Arrow-right Camera
The Spokesman-Review Newspaper
Spokane, Washington  Est. May 19, 1883

Obama: Buildup doesn’t portend another Vietnam

Afghanistan efforts focus on al-Qaida, he says

Andrew Zajac Los Angeles Times

WASHINGTON – Invoking what he described as a lesson of Vietnam, President Barack Obama said Sunday that his commitment to step up military operations in Afghanistan was not open-ended and that success would require vigorous diplomatic and development efforts there and in neighboring Pakistan.

Obama framed the escalation of military activity he announced Friday as an effort to regain focus on defeating or neutralizing al-Qaida, which was dislodged from enclaves in Afghanistan after the U.S. invasion in late 2001.

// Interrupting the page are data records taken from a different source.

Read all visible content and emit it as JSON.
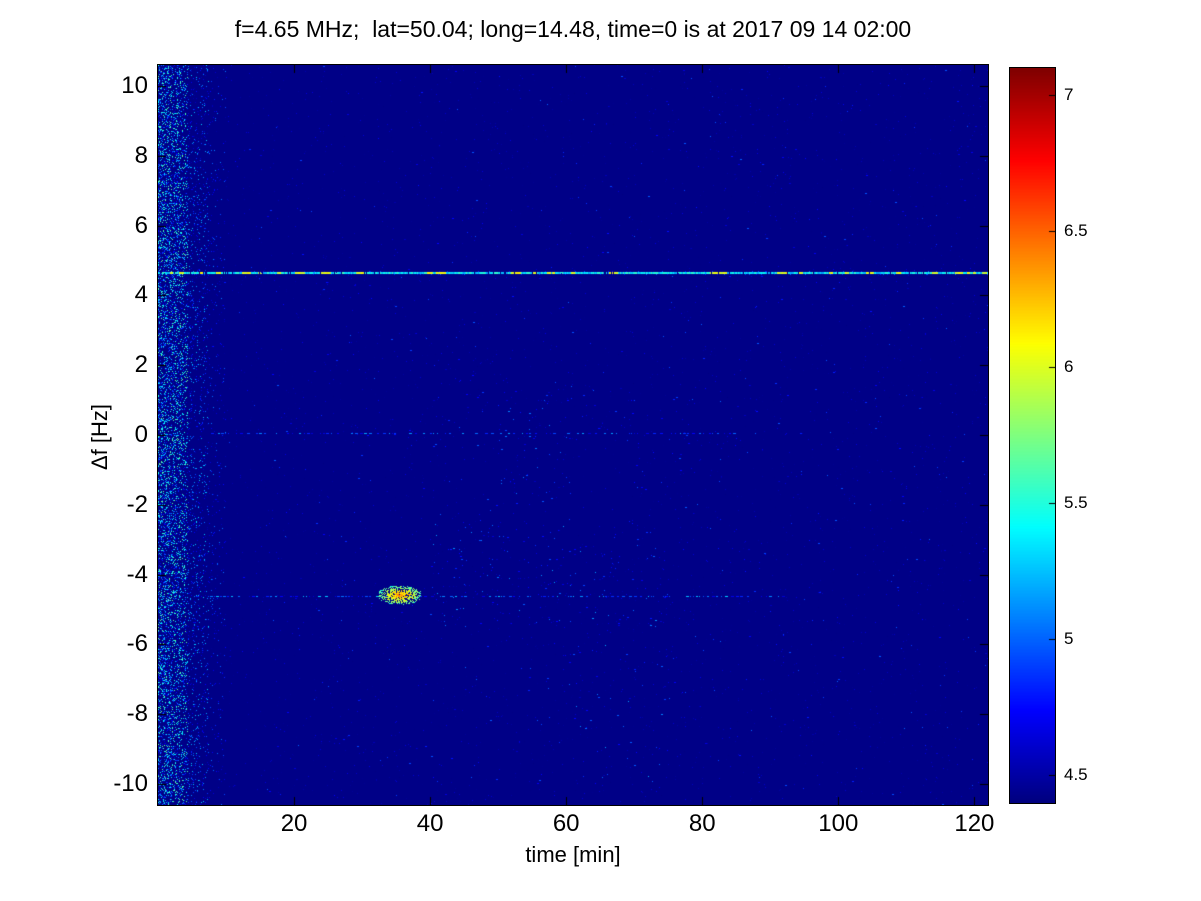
{
  "chart_data": {
    "type": "heatmap",
    "title": "f=4.65 MHz;  lat=50.04; long=14.48, time=0 is at 2017 09 14 02:00",
    "xlabel": "time [min]",
    "ylabel": "Δf [Hz]",
    "x_range": [
      0,
      122
    ],
    "y_range": [
      -10.6,
      10.6
    ],
    "x_ticks": [
      20,
      40,
      60,
      80,
      100,
      120
    ],
    "y_ticks": [
      10,
      8,
      6,
      4,
      2,
      0,
      -2,
      -4,
      -6,
      -8,
      -10
    ],
    "colormap": "jet",
    "color_range": [
      4.4,
      7.1
    ],
    "colorbar_ticks": [
      7,
      6.5,
      6,
      5.5,
      5,
      4.5
    ],
    "background_value": 4.42,
    "grid": false,
    "features": [
      {
        "kind": "noise_band",
        "label": "startup-noise-band",
        "t": [
          0,
          4.5
        ],
        "df": [
          -10.6,
          10.6
        ],
        "density": 0.32,
        "value": [
          4.55,
          5.7
        ]
      },
      {
        "kind": "noise_band",
        "label": "startup-noise-fringe",
        "t": [
          4.5,
          7.5
        ],
        "df": [
          -10.6,
          10.6
        ],
        "density": 0.1,
        "value": [
          4.5,
          5.3
        ]
      },
      {
        "kind": "noise_band",
        "label": "startup-noise-tail",
        "t": [
          7.5,
          10
        ],
        "df": [
          -10.6,
          10.6
        ],
        "density": 0.025,
        "value": [
          4.5,
          5.1
        ]
      },
      {
        "kind": "line",
        "label": "doppler-line-upper",
        "df": 4.65,
        "t": [
          0,
          122
        ],
        "value": [
          5.15,
          6.15
        ],
        "style": "bright-dashed"
      },
      {
        "kind": "line",
        "label": "carrier-zero-line",
        "df": 0.05,
        "t": [
          7,
          85
        ],
        "value": [
          4.6,
          5.2
        ],
        "style": "sparse",
        "density": 0.22
      },
      {
        "kind": "line",
        "label": "doppler-line-lower",
        "df": -4.6,
        "t": [
          5,
          92
        ],
        "value": [
          4.6,
          5.3
        ],
        "style": "sparse",
        "density": 0.3
      },
      {
        "kind": "blob",
        "label": "strong-echo-blob",
        "t": [
          32.2,
          38.8
        ],
        "df": [
          -4.85,
          -4.3
        ],
        "value": [
          5.4,
          6.45
        ],
        "density": 0.9
      },
      {
        "kind": "scatter",
        "label": "background-speckle",
        "t": [
          8,
          122
        ],
        "df": [
          -10.6,
          10.6
        ],
        "density": 0.0015,
        "value": [
          4.5,
          5.0
        ]
      },
      {
        "kind": "scatter",
        "label": "mid-speckle-cluster",
        "t": [
          40,
          75
        ],
        "df": [
          -5.5,
          -2.5
        ],
        "density": 0.007,
        "value": [
          4.5,
          5.15
        ]
      },
      {
        "kind": "scatter",
        "label": "upper-speckle-cluster",
        "t": [
          50,
          62
        ],
        "df": [
          -2,
          1.5
        ],
        "density": 0.006,
        "value": [
          4.5,
          5.1
        ]
      },
      {
        "kind": "scatter",
        "label": "lower-speckle-cluster",
        "t": [
          60,
          75
        ],
        "df": [
          -10,
          -6
        ],
        "density": 0.004,
        "value": [
          4.5,
          5.2
        ]
      }
    ]
  }
}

“We have to ensure that neither Afghanistan nor Pakistan can serve as a safe haven for al-Qaida. And, unfortunately, over the last several years what we’ve seen is, essentially, al-Qaida moving several miles from Afghanistan to Pakistan but effectively still able to project their violence and hateful ideologies around the world,” Obama said in an interview with Bob Schieffer on CBS’ “Face the Nation.”

Pressed about whether his decision to send 21,000 more troops to Afghanistan might leave the U.S. more deeply mired in the conflict, Obama replied: “I’m enough of a student of history to know that the United States in Vietnam and other countries, other epics of history, have overextended to the point where they were severely weakened,” and that Afghanistan has been notoriously resistant to foreign occupiers.

Obama has downsized policy goals for Afghanistan from the ambitions of the Bush administration, which envisioned the invasion as a prelude to its democratization.

Secretary of Defense Robert Gates said as much on another weekend news show. “I think the near-term objective has been narrowed” to “reversing the Taliban’s momentum and strengthening the Afghan army and police and really going after al-Qaida as the president said,” he told Chris Wallace of “Fox News Sunday.”